Das Passivhaus von HAG.
Was ist ein Passivhaus?
Praktisch gesehen ist ein Passivhaus ein Haus mit besonders hoher Wärmedämmung und ausgewogener Speicherfähigkeit, mit einer möglichst kompakten Gebäudeform, mit einer weitgehendsten Südorientierung, mit einer luftdichten Gebäudehülle, mit einer Komfortlüftung mit Wärmerückgewinnung, mit großzügiger Verglasung gegen Süden, mit geringsten Betriebskosten, etc., zusammengefasst die Formel 1 im Hausbau mit Liebe zum Detail sorgfältig geplant und gebaut. Technisch gesehen ist ein Passivhaus im Sinne der NÖ-Wohnbauförderung ein Haus mit der höchsten Förderung, mit einer Energiekennzahl von max. 15 kWh/m2a, einer Luftdichtheit von max. n50=0,6h ( bei einem Prüfdruck von 50 Pascal dürfen max. 60% des Raumluftvolumens in einer Stunde durch Leckagen entweichen)
Warum ein Passivhaus bauen?
Ein Haus in dieser besonders hohen Qualität zeichnet sich durch höchste Behaglichkeit, einem sehr angenehmen Wohnklima, einer Krisensicherheit, einer hohen Wertbeständigkeit und vor allem damit aus, dass seine Bewohner nicht nur bei technischen Geräten wie beispielsweise bei Handys, bei Computer und bei sonstigen Geräten den technischen Fortschritt nutzen sondern auch beim Hausbau vorsorglich in die Zukunft blicken und auch an unsere Umwelt denken.
Wie wohnt man in einem Passivhaus?
Die Antwort ist eigentlich sehr einfach mit “SUPER” zu beantworten, denn die solare Architektur ermöglicht helle sonnendurchflutete Wohnräume. Die besonders hohe Wärmedämmung lässt keine kalten Außenwände und Fenster zu. Die Luftdichtheit garantiert eine absolute Zugfreiheit und die Komfortlüftung mit Wärmerückgewinnung kühlt im Hochsommer in angenehmer Weise und wärmt wohlig die Räume in der Heizperiode mit sehr geringem Energieaufwand.

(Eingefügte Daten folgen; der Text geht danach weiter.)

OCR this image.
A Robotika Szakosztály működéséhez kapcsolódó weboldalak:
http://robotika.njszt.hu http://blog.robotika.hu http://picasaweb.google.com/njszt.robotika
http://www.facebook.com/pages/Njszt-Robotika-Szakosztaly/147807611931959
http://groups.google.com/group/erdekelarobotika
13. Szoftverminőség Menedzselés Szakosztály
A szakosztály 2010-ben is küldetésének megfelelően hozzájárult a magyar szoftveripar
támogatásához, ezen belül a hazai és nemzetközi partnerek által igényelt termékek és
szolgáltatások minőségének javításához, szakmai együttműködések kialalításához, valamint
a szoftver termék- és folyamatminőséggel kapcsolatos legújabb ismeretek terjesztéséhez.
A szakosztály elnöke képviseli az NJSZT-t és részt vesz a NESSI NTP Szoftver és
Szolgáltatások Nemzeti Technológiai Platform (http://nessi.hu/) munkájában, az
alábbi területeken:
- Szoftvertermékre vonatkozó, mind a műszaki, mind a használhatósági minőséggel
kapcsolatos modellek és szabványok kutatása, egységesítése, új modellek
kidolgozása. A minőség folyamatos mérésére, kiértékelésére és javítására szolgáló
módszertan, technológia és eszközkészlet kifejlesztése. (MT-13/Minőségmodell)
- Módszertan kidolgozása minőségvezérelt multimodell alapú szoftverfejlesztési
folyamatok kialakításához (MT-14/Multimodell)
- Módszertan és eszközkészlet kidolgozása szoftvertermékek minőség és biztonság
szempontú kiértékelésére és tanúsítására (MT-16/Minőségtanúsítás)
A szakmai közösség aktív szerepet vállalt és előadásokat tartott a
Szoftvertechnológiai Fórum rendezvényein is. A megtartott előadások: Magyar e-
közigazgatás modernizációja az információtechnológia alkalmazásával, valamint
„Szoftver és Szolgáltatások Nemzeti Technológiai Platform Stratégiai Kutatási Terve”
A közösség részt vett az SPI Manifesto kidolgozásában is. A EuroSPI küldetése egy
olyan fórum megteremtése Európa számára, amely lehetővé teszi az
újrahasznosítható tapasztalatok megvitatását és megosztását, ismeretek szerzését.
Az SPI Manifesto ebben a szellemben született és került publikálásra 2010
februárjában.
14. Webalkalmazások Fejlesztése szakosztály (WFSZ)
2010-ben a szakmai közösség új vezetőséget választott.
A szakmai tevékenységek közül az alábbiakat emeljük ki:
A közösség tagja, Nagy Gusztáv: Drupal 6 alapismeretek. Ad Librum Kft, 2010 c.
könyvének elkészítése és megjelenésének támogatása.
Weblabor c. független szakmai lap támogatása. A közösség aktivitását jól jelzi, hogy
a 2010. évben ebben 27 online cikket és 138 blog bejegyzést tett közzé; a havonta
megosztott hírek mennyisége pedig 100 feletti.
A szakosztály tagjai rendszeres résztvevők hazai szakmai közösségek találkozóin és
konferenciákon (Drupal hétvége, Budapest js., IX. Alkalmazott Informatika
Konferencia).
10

Benötigt man in einem Passivhaus eine Heizung?
Ein Passivhaus benötigt sicherlich keine herkömmliche Zentralheizung und können diese Kosten zugunsten der höheren Dämmung eingespart werden, da nur so viel geheizt werden muß wie über die Bauteile an Wärme verloren wird und dies ist im Passivhaus sehr gering. Dieser geringe Heizbedarf kann empfehlenswerterweise durch einen Pelletsofen im Wohnzimmer oder/und durch sehr kleine E-Konvektoren gedeckt werden. Da diese nur bei Tiefsttemperaturen zum Einsatz gelangen, halten sich die Betriebskosten in Grenzen. Die durchschnittliche Temperatur während der Heizperiode beträgt in unseren Breiten ca. + 3,4 Grad. Entgegen der Norm welche je nach Gegend -13 bzw -14 Grad angibt, sollte es im Passivhaus auch bei -25 Grad noch angenehm warm sein. Das ist unsere Meinung und die vertreten wir vehement, auch entgegen div. Fachliteraturen wo ein Passivhaus als ein Haus ohne Heizung bezeichnet wird.
Können im Passivhaus Fenster geöffnet werden?
Selbstverständlich können auch im Passivhaus die Fenster nach Belieben geöffnet werden. Die Bewohner werden jedoch sehr selten dieses Bedürfnis haben, da die Komfortlüftung alle Räume mit angenehmer Frischluft versorgt.
Mehrkosten für ein Passivhaus
Erfahrungsgemäß halten sich die Mehrkosten für ein Passivhaus in einem sehr geringem Ausmaß da etliche andere Kosten entfallen und dadurch bei gesamter Betrachtung der Investitionen kaum eine wesentliche Rolle spielen. Zudem trägt die bedeutend höhere NÖ-Wohnbauförderung beachtlich zu einem Ausgleich bei.
Wann rechnet sich diese Investition?
Spätestens dann, wenn Sie in ein HAG-Passivhaus einziehen, denn Behaglichkeit und Geborgenheit lassen sich nicht in Zahlen ausdrücken.